We configured this tool to generate data for PostgreSQL installations, and altered table DDL commands to create distributed tables. To download the modified benchmark tool, you need to run the following commands.

localhost# wget http://examples.citusdata.com/tpch_2_13_0.tar.gz
localhost# tar xvfz tpch_2_13_0.tar.gz
localhost# cd tpch_2_13_0
localhost# gmake

The compiled benchmark tool provides several options for data generation. For example, the tool can generate a defined subset of the data, allowing for large datasets to be generated in parallel. In the following, you generate and load the entire dataset in serial, as our example only uses a scale factor of 1 (1 GB). Larger datasets will greatly benefit from parallel data loads.

localhost# ./dbgen -f -s 1

Next, you need to create distributed tables and load data into them. Below, you create tables using the DDL file that comes with the benchmark tool. You then load data to the three largest tables in the benchmark; commands for other tables are similar.

localhost# /opt/citusdb/3.0/bin/psql -h localhost -p 5432 -d postgres -f dss_distributed.ddl
localhost# /opt/citusdb/3.0/bin/psql -h localhost -p 5432 -d postgres

postgres=# SET shard_max_size TO '128MB';
postgres=# \STAGE lineitem FROM '/home/user/tpch_2_13_0/lineitem.tbl' WITH DELIMITER '|'
postgres=# \STAGE orders FROM '/home/user/tpch_2_13_0/orders.tbl' WITH DELIMITER '|'

postgres=# SET shard_replication_factor TO '1';
postgres=# \STAGE part FROM '/home/user/tpch_2_13_0/part.tbl' WITH DELIMITER '|'

Note that you changed two run-time configuration parameters in this example. First, you reduced the shard maximum size; this change breaks up staged data into multiple shards and enables parallel execution of analytics queries across these shards. Second, you set the replication factor to 1 for the part table; this ensures that only one worker node has this table's shard(s) and helps us demonstrate how shards are moved around during joins.

Now, let's start with a simple query. As in the previous example, you can type \timing first to measure query response times. You can also notably increase the query's performance with additional PostgreSQL tuning; and we talk about these optimizations later on.

SELECT
    sum(l_extendedprice * l_discount) as revenue
FROM
    lineitem
WHERE
    l_shipdate >= date '1994-01-01' AND
    l_shipdate < date '1994-01-01' + interval '1' year AND
    l_discount between 0.06 - 0.01 AND 0.06 + 0.01 AND
    l_quantity < 24;

This simple query computes an aggregate across one year's worth of data.
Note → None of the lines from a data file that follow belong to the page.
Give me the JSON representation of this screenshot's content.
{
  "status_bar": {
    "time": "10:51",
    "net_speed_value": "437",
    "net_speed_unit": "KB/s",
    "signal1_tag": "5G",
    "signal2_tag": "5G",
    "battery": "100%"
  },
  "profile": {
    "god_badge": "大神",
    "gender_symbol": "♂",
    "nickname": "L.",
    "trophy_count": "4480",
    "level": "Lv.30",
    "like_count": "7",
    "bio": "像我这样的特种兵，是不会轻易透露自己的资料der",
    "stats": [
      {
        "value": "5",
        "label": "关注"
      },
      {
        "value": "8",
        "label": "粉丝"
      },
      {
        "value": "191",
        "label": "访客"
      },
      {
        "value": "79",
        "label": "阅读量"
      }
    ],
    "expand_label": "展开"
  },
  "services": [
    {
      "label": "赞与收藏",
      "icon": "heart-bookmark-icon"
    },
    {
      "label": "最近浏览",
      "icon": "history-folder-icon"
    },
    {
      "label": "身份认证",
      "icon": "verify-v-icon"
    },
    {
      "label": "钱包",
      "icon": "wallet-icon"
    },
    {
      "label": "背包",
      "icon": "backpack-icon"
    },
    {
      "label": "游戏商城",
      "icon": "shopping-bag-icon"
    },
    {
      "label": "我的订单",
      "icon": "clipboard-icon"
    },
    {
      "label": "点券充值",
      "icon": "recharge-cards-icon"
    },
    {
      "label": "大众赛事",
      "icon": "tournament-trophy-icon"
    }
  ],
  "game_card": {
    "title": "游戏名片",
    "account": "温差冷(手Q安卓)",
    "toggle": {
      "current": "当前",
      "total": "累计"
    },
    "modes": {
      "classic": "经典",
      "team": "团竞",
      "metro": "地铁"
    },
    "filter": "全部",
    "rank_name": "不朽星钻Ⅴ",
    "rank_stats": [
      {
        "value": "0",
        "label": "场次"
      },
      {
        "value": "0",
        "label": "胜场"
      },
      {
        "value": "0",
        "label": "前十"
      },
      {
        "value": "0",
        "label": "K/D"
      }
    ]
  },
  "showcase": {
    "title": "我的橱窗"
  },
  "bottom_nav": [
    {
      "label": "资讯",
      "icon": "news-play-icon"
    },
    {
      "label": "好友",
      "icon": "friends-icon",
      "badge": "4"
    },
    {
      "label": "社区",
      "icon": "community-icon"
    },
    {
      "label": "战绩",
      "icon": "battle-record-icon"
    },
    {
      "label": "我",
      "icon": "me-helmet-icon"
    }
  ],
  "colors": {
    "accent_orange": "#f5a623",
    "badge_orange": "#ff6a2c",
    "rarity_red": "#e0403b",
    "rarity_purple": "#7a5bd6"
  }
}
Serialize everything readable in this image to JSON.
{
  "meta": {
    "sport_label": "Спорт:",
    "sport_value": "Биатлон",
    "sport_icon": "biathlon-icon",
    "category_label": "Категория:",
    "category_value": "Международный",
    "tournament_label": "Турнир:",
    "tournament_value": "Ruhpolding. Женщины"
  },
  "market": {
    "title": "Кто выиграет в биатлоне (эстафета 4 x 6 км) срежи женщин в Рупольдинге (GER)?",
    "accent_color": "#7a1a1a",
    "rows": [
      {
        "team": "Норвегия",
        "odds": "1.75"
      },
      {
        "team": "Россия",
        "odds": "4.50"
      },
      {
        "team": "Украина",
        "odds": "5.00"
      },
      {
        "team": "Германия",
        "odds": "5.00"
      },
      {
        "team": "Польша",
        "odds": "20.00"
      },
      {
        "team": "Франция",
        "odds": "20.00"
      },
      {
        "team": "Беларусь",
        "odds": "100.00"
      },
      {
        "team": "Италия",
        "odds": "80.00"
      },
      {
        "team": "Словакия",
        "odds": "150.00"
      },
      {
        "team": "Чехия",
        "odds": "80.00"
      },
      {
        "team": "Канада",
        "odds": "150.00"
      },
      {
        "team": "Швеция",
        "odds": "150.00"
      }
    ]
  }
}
The query still needs to scan through the entire table though, as the table is distributed on the order key and doesn't yet have any indexes defined on the shipment date.

Our next query is slightly more complicated and involves a table join. Please also note that these two TPC-H queries and six other ones that we currently support are included in the queries_distributed file and come with the benchmark tool.

SELECT
    100.00 *
    sum(case when p_type like 'PROMO%'
             then l_extendedprice * (1 - l_discount)
             else 0 end) /
    sum(l_extendedprice * (1 - l_discount)) AS promo_revenue
FROM
    lineitem,
    part
WHERE
    l_partkey = p_partkey AND
    l_shipdate >= date '1995-09-01' AND
    l_shipdate < date '1995-09-01' + interval '1' month;

This query includes a join between a large lineitem table and a small part table. The distinction between large and small tables is determined by the configuration entry large_table_shard_count; and tables whose shard count exceed this value are considered as large.

Citus DB treats large and small tables differently, and replicates a small table's shards to where the large table's shards are in order to perform the query. In this example, the part table's shard(s) are cached on all worker nodes the very first time the user issues a query. Subsequent queries that involve the part table then use these cached shards.

This model works nicely for queries that join one large and multiple small tables together. The model also supports joins between large tables, provided that the tables are already partitioned on the join key. CitusDB also supports dynamic repartitioning of tables to handle joins between any number of tables, independent of their size and partitioning method. The query planner determines the ideal join strategy from statistics gathered from the partitioned tables.